I mean it’s truly challenging because after watching that, or reading his book, you will rethink your views on fat people – maybe they’re not all greedy and lazy – and turn your anger at the food-processing industry. Then you’ll start reading labels, then you’ll realise that Walkers puts sugar in its cheese and onion crisps and you’ll wonder if the world has gone mad.

Lustig is convinced that excessive sugar consumption is the main reason (there are others) for the obesity epidemic, and he presents a scientific argument that is sometimes quite hard to follow – sometimes because of the science and sometimes because he’s American and all his stats and reports relate to US agencies with long, complicated acronyms and abbreviations. There’s a lot of jargon to cut through, but it’s worth the effort.

So I started counting calories, but Lustig convinced me that a calorie is not just a calorie, it matters what sort it is. I added a fibre count and target to my food diary and, this week, I’ve added a count of added sugar. It’s been enlightening and quite scary. I’m trying to get 25g of fibre per day and, if you were eating processed food that would be quite hard to achieve. I’m also trying to eat less than 30g of added sugar per day. If you eat any substantial amount of processed food, or fresh juice, that’s impossible.

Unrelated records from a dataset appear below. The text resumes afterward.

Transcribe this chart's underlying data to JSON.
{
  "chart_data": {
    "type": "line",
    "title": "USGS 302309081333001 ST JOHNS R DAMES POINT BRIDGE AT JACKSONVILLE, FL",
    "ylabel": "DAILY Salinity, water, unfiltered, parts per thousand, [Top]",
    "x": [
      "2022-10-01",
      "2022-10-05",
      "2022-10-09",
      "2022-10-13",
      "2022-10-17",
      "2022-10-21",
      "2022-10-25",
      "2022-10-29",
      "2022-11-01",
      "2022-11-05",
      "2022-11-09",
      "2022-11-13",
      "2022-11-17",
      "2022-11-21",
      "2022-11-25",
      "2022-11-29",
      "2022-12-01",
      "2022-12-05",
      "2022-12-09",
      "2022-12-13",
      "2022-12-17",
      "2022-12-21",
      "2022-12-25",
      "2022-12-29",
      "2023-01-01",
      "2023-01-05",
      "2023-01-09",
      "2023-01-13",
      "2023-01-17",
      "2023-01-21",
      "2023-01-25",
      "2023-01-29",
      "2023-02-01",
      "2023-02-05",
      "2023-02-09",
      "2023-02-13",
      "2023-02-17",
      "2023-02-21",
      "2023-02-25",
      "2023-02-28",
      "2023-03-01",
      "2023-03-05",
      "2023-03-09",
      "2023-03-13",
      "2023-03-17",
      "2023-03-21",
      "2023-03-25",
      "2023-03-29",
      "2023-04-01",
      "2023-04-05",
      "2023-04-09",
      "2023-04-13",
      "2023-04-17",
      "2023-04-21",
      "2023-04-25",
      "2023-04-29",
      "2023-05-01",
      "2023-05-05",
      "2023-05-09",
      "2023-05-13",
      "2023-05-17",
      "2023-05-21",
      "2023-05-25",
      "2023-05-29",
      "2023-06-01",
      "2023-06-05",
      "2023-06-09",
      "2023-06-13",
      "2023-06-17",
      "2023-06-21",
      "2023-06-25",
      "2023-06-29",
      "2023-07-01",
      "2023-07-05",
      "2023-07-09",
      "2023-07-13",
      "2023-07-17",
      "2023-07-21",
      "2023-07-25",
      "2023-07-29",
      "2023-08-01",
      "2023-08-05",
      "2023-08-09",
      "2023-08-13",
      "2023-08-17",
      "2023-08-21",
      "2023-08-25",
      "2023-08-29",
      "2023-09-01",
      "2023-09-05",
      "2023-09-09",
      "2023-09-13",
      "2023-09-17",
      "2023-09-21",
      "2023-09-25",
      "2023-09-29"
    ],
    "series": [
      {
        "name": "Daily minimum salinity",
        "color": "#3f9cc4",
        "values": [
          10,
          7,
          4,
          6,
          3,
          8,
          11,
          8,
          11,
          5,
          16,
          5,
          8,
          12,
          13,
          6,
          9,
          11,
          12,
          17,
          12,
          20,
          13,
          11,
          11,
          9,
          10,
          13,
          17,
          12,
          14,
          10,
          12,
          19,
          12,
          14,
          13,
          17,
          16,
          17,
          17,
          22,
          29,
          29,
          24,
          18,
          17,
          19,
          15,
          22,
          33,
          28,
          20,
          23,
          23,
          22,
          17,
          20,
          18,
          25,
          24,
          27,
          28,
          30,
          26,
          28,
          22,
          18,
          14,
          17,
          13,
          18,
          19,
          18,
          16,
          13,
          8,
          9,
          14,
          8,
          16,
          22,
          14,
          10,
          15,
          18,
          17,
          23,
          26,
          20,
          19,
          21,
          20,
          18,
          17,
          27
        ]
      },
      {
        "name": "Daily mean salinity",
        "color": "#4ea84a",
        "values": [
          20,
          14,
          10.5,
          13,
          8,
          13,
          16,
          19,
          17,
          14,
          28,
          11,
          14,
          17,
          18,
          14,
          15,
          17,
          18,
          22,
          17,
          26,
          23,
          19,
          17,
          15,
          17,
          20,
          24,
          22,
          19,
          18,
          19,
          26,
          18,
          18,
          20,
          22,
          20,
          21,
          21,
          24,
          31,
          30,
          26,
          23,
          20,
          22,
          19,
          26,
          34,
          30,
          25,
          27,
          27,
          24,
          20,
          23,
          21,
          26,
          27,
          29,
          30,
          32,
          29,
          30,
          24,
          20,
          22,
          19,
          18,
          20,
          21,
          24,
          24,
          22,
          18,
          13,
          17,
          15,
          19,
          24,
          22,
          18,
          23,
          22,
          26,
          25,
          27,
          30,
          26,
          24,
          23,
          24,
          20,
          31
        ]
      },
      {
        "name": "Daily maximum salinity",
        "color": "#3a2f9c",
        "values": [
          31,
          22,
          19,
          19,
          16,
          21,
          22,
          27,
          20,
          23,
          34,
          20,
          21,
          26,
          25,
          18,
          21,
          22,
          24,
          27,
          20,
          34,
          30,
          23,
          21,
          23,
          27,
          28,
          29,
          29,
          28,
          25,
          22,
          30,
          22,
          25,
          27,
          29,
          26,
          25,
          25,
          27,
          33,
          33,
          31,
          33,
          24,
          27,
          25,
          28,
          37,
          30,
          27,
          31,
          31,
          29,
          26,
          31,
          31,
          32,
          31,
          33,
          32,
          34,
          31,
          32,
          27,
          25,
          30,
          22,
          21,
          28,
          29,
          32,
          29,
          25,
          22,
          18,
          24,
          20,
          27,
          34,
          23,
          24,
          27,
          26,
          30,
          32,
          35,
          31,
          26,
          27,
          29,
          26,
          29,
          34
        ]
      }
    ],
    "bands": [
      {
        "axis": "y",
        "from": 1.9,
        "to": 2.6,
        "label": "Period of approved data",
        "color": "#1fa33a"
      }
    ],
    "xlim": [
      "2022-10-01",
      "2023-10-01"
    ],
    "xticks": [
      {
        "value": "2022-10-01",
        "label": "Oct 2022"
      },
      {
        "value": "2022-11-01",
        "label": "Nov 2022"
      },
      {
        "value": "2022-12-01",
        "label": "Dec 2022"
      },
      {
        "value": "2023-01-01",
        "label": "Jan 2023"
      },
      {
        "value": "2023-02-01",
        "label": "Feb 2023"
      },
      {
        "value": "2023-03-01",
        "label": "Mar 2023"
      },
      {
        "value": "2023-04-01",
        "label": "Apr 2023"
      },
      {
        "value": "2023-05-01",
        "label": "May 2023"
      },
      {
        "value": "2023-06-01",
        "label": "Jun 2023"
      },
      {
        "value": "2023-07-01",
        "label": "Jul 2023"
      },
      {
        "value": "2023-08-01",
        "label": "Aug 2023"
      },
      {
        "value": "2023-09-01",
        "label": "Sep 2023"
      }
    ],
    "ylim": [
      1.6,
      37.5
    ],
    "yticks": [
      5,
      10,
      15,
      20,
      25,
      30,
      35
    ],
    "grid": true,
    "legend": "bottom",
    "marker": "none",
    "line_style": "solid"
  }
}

When a slice of bread has 2g of sugar, when there’s 11g in a health yoghurt and even cheese and onion crisps are sweetened, you realise the only way is to make every meal yourself. At least then you can choose whether or not to add the sugar. Back in the 1980s, the average sugar consumption per person, per annum (in the US) was 30lbs – now it’s 130lbs. Eating 37g of sugar per day is 30lbs per annum and it’s bloody hard to stay below that level.

Anyway, I’m well on the way to Damascus and I have managed to lose 8lbs. Only another 25lbs to go to get a healthy BMI.